February 24, 2020/ The French drugmaker said it’s creating the world’s second largest active pharmaceutical ingredients (API) manufacturer by spinning out its six current sites into a standalone company: Brindisi (Italy), Frankfurt Chemistry (Germany), Haverhill (UK), St Aubin les Elbeuf (France), újpest (Hungary) and Vertolaye (France). They have mapped out ? billion in expected sales by 2022 and 3,100 employees for the new operations headquartered in France.
The announcement came shortly after Axios reported that 150 prescription drugs are now at risk of shortage in the US, spanning antibiotics, generics and some branded drugs without alternatives.
Although factories in China are gradually reopening, restrictions in travel and disruptions at transit hubs are still slowing down production. An Indian company that relies on active pharmaceutical ingredients (API) from China told Bloomberg last week that it’s seeing prices of commonly used drugs jump by 40% to 70%.

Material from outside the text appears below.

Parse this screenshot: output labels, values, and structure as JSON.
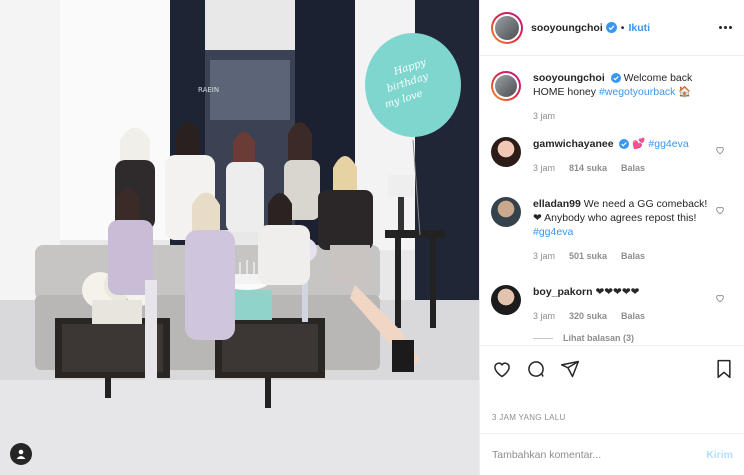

China accounts for 13% of all manufacturing sites of API for the US market, following the US (28%), EU (26%) and India (18%), according to agency data. But the share by volume of ingredients from China that end up reaching American patients could be higher, STAT previously reported.
The drug supply chain has become “longer, more complex and fragmented as companies have located more production overseas” and used contract manufacturers more frequently, the FDA’s drug shortages task force wrote in a report updated a few days ago.
“Although typical markets would respond to a shortage by increasing production, logistical and regulatory challenges, especially the complexity of the supply chain, can limit the ability of drug manufacturers to increase production,” the report read.